Similarly, the left ventricular mass index and stroke volume index were higher in the athletes compared with the control group. In athletes, the resting values ​​of LV ejection fraction, LV global long-axis strain, LV global circumferential strain, RV ejection fraction, and RV global circumferential strain were significantly reduced.

Among athletes, the study also compared exercise The relative reduction in the overall long-axis strain and overall circumferential strain of the left and right ventricles. The overall long-axis strain of the left ventricle decreased by an average of 10% after exercise, and the overall circumferential strain of the left ventricle decreased by an average of 11% after exercise. Degree of decline (2%).

The study also compared different exercise types , including mixed (n=293), endurance (n=88), strength (n=33), and skill (n=8) athletes. Strength athletes exercised the longest, averaging 17 years, while endurance athletes trained significantly longer, averaging 21 hours per week.
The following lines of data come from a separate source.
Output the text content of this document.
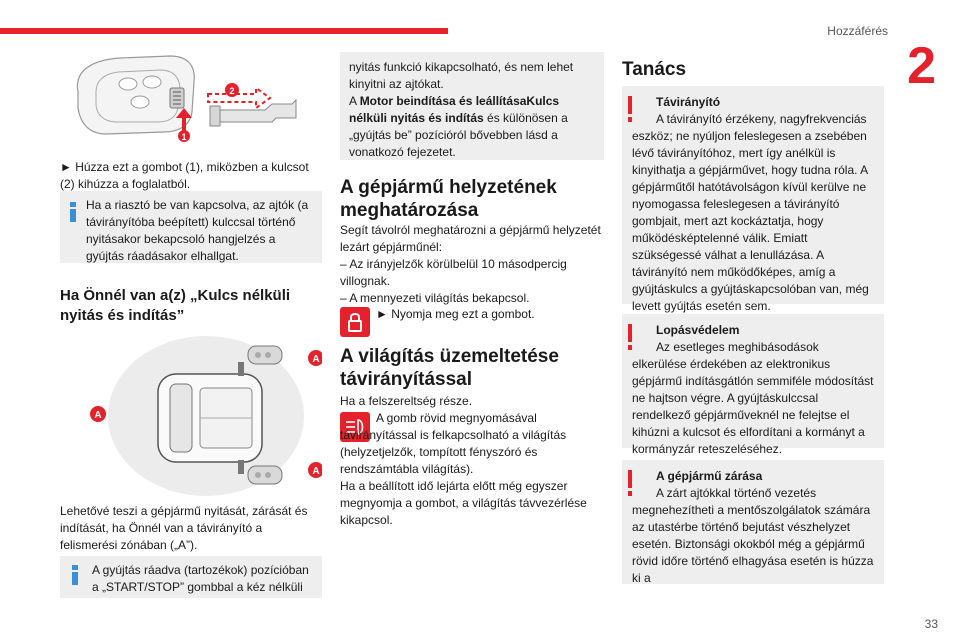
Hozzáférés
2
33
1
2

► Húzza ezt a gombot (1), miközben a kulcsot (2) kihúzza a foglalatból.

Ha a riasztó be van kapcsolva, az ajtók (a távirányítóba beépített) kulccsal történő nyitásakor bekapcsoló hangjelzés a gyújtás ráadásakor elhallgat.
Ha Önnél van a(z) „Kulcs nélküli nyitás és indítás”
A
A
A

Lehetővé teszi a gépjármű nyitását, zárását és indítását, ha Önnél van a távirányító a felismerési zónában („A”).

A gyújtás ráadva (tartozékok) pozícióban a „START/STOP” gombbal a kéz nélküli

nyitás funkció kikapcsolható, és nem lehet kinyitni az ajtókat.

A Motor beindítása és leállításaKulcs nélküli nyitás és indítás és különösen a „gyújtás be” pozícióról bővebben lásd a vonatkozó fejezetet.

A gépjármű helyzetének meghatározása

Segít távolról meghatározni a gépjármű helyzetét lezárt gépjárműnél:

– Az irányjelzők körülbelül 10 másodpercig villognak.

– A mennyezeti világítás bekapcsol.

► Nyomja meg ezt a gombot.

A világítás üzemeltetése távirányítással

Ha a felszereltség része.

A gomb rövid megnyomásával távirányítással is felkapcsolható a világítás (helyzetjelzők, tompított fényszóró és rendszámtábla világítás).

Ha a beállított idő lejárta előtt még egyszer megnyomja a gombot, a világítás távvezérlése kikapcsol.

Tanács
Távirányító
A távirányító érzékeny, nagyfrekvenciás eszköz; ne nyúljon feleslegesen a zsebében lévő távirányítóhoz, mert így anélkül is kinyithatja a gépjárművet, hogy tudna róla. A gépjárműtől hatótávolságon kívül kerülve ne nyomogassa feleslegesen a távirányító gombjait, mert azt kockáztatja, hogy működésképtelenné válik. Emiatt szükségessé válhat a lenullázása. A távirányító nem működőképes, amíg a gyújtáskulcs a gyújtáskapcsolóban van, még levett gyújtás esetén sem.
Lopásvédelem
Az esetleges meghibásodások elkerülése érdekében az elektronikus gépjármű indításgátlón semmiféle módosítást ne hajtson végre. A gyújtáskulccsal rendelkező gépjárműveknél ne felejtse el kihúzni a kulcsot és elfordítani a kormányt a kormányzár reteszeléséhez.
A gépjármű zárása
A zárt ajtókkal történő vezetés megnehezítheti a mentőszolgálatok számára az utastérbe történő bejutást vészhelyzet esetén. Biztonsági okokból még a gépjármű rövid időre történő elhagyása esetén is húzza ki a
Endurance athletes outperformed other groups in peak exercise capacity. Three-dimensional echocardiography showed that the left ventricular cardiac index and left ventricular mass index were significantly lower in strength athletes than in mixed and endurance athletes.

Endurance athletes had the highest RV end-diastolic and RV end-systolic volumes, while strength athletes had the highest RV end-diastolic and end-systolic volumes lower than other groups.

With regard to left ventricular function, global long-axis strain and global circumference of the left ventricle in strength athletes compared with mixed and endurance athletes Strain resting values ​​are low.

In contrast, endurance athletes had the lowest resting values ​​for RV ejection fraction, RV global long-axis strain, and global circumferential strain, while strength Athletes had the highest resting values ​​of RV global circumferential strain.

Healthy volunteers and elite athletes in 3D left ventricle and right ventricular volumes and mechanics in terms of graphical representation of left ventricular end-diastolic volume (228 vs. 143 mL), right ventricular end-diastolic volume (237 vs. 139 mL), left ventricular end-systolic volume (104 vs. 42 mL) and right ventricular end-systolic volume (118 vs. 47 mL) were larger.

With regard to systolic function, left ventricular global longitudinal strain values ​​(-20.3 vs. -23.1%) and global circumferential strain values ​​(-25.8 vs. .-33.6%) showed a similar decrease in athletes, while the athletes’ overall circumferential strain of the right ventricle (-12.6 vs. -28.6%), compared with the overall longitudinal strain (-21.1 vs. -25.2%) , showing a disproportionate decrease.


In Athletics In athletes, regular, vigorous physical activity can lead to significant and specific changes in biventricular morphology and function.

Athletes had lower left and right ejection fractions at rest compared to controls. For the left ventricle, the reduction in longitudinal and circumferential shortening was similar; however, the right ventricular circumferential shortening showed a disproportionate reduction.

Our findings underscore the importance of three-dimensional echocardiographic imaging in assessing cardiac function in athletes, understanding normal exercise physiology, and detecting potentially adverse cardiac structures The importance of remodeling.


Fábián A, Ujvári A, Tokodi M, Lakatos BK, Kiss O, Babity M, Zámodics M, Sydó N , Csulak E, Vágó H, Szabó L, Kiss AR, Szűcs A, Merkely B, Kovács A. Biventricular mechanical pattern of the athlete’s heart: comprehensive characterization using 3D echocardiography. Eur J Prev Cardiol. 2022 Feb 9:zwac026.